Planting in a time of famine is a sign of faith.

We tend to focus on what we need and what we lack.  We need healing, we need broken relationships fixed, we need a job, we need money, we need friends, we need a spouse, we need peace, we need joy, we need…

If we truly want to become like Jesus, we have to learn to think the way God thinks - which is often opposite to our natural instincts.  We think about what we need or would like to have.  God thinks about what we already do have.

We can see this in the miracles of the loaves and fishes [Matt. 15:34].  The disciples saw the lack.  They saw thousands of people that Jesus wanted them to feed.  They felt helpless and overwhelmed.  What did Jesus do?  He asked them what they had.  He wanted them to focus on what they already had, not on the impossible amount that they needed.  

Elijah and widow is another example of this principle [1 Kings 17:7-16].  You know the story.  Big evangelist rolls into town and asks a poor widow for a drink and a meal.  The widow informs him that all she has is little flour and oil that she is going to use for a last meal for her son and herself before they succumb to starvation.  At least she knew what was in her hand, without having to think about it.  When you don’t have much, it is easy to take inventory.  Did her desperate situation change Elijah’s mind?  No, he still wanted a meal.  [Note: If he had allowed his compassion to overrule the Word of God, she would have starved.]  As she invested the little that she had, God miraculously increased it so she had enough to live on.

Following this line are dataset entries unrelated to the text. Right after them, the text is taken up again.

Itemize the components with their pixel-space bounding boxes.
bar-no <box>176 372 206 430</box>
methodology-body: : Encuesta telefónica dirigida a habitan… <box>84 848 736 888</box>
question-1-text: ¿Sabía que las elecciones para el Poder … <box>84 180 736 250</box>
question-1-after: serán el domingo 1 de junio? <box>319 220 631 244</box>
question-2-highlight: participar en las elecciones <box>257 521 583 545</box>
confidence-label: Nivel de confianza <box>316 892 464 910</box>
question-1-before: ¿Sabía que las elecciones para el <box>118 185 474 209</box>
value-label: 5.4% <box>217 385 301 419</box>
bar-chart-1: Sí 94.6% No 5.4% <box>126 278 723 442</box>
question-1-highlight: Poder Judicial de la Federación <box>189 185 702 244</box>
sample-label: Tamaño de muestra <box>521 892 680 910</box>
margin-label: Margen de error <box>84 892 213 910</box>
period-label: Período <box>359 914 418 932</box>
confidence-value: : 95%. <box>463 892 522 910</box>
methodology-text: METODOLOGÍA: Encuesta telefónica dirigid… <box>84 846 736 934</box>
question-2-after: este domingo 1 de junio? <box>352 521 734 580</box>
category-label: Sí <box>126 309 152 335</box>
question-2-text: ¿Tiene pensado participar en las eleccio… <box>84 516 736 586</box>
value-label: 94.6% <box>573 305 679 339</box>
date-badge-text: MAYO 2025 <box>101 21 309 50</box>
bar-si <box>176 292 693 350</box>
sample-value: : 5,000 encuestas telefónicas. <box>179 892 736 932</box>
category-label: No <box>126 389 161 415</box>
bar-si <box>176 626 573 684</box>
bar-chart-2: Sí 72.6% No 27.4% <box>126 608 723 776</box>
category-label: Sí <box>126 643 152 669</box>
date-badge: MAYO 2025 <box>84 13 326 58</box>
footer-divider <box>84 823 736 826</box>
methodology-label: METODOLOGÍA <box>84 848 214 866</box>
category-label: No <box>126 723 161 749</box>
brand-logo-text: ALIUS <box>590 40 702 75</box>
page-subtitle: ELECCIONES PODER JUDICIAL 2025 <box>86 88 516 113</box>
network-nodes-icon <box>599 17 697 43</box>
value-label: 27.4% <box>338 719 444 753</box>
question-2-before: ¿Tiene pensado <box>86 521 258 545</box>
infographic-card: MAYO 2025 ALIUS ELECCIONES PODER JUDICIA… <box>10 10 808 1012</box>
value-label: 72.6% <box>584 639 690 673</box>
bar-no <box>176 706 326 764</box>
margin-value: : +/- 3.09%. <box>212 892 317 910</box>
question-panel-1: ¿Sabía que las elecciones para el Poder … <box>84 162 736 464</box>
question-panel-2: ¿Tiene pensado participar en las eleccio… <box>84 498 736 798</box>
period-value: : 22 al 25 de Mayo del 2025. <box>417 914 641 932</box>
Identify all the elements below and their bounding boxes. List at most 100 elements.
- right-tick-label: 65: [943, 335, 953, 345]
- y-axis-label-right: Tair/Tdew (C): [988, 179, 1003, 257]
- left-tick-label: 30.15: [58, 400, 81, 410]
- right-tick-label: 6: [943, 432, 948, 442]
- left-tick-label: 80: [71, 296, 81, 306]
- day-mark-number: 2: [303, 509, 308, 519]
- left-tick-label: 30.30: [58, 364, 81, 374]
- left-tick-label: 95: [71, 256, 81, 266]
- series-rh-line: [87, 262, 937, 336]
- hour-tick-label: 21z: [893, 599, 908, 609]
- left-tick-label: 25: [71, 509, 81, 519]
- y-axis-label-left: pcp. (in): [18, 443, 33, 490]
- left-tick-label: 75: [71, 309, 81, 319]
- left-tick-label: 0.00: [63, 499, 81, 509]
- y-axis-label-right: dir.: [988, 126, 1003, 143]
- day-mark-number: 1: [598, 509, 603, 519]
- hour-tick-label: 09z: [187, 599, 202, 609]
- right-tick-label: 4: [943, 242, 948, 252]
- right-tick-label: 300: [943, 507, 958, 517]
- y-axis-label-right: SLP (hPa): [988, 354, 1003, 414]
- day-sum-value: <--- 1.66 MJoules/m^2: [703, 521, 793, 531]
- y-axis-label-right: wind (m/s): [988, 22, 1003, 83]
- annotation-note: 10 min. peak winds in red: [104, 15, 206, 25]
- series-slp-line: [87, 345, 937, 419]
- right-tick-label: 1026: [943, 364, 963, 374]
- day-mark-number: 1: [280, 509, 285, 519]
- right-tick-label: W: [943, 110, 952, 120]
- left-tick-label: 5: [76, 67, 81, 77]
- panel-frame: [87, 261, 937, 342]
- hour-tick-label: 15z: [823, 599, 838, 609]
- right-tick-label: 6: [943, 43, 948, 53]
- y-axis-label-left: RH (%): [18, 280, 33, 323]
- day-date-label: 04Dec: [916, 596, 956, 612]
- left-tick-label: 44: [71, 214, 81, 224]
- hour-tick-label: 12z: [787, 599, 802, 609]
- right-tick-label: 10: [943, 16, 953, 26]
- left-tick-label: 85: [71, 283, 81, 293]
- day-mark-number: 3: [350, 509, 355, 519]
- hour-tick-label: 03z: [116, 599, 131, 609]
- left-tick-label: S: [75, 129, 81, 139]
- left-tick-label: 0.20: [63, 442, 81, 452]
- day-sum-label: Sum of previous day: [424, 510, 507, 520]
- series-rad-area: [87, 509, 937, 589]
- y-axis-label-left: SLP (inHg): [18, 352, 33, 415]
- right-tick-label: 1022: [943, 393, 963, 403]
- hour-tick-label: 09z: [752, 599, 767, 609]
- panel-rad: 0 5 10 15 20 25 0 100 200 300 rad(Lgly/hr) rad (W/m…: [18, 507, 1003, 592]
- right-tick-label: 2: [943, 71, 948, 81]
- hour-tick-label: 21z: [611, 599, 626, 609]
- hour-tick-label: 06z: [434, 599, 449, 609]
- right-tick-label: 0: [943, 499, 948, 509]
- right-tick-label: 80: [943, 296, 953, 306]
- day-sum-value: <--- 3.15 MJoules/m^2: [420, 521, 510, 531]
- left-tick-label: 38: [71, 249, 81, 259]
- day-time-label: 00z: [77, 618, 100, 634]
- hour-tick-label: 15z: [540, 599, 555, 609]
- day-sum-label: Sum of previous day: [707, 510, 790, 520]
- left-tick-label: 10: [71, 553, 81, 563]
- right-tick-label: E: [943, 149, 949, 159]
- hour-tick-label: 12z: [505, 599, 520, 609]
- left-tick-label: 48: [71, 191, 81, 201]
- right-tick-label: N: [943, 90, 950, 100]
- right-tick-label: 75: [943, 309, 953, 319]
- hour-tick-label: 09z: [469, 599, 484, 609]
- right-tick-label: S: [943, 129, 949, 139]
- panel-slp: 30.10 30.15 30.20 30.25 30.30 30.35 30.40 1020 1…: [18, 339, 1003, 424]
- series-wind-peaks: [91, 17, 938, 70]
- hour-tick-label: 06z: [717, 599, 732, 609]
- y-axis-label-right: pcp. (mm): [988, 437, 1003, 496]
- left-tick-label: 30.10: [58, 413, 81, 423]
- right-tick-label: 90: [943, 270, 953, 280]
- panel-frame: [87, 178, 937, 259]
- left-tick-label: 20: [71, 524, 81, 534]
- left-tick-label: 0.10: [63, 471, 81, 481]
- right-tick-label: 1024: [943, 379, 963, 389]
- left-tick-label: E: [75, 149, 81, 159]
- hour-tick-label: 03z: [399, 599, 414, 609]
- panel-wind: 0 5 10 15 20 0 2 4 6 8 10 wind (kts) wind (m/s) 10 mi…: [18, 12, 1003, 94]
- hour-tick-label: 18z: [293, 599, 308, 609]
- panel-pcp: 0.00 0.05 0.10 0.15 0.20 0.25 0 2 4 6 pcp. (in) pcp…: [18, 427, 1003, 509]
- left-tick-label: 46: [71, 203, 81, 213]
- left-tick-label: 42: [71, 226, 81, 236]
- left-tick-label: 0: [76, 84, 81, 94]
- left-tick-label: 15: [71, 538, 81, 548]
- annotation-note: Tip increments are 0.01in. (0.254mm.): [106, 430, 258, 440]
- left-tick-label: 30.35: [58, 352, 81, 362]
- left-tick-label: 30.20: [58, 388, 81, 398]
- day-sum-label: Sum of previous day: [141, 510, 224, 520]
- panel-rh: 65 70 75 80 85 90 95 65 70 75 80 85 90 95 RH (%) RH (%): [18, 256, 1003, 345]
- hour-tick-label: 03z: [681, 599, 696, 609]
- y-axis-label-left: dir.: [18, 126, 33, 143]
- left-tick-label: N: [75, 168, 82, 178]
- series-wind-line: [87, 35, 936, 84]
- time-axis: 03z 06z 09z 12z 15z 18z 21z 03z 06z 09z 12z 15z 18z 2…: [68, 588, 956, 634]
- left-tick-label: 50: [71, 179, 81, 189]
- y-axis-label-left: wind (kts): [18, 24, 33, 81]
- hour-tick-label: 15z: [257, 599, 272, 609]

You can see this theme again and again.  Look at what you do have.  Use what you have.  Invest it according to God’s direction and He will take what you do have to provide what you do not have.  If all you see is your need, you have no starting point.  If you think what you have is too small, you have not seen the greatness of God.  If you consume the little you have in trying to stretch it to met an impossibly large need, you will fail and not have any ‘seed’ to put into God’s hand.  Invest what you have in faith, according to God’s direction not your wisdom, and watch the harvest come in in unexpected ways.  

God always takes what we have, to give us what we do not have.  What is in your hand?  What do you have?  Make list and present it before God.  Start the New Year in thanksgiving for what you have - however small - and give it to God to watch it grow.  You likely have some health, some good relationships, some finances, etc…  What do you have?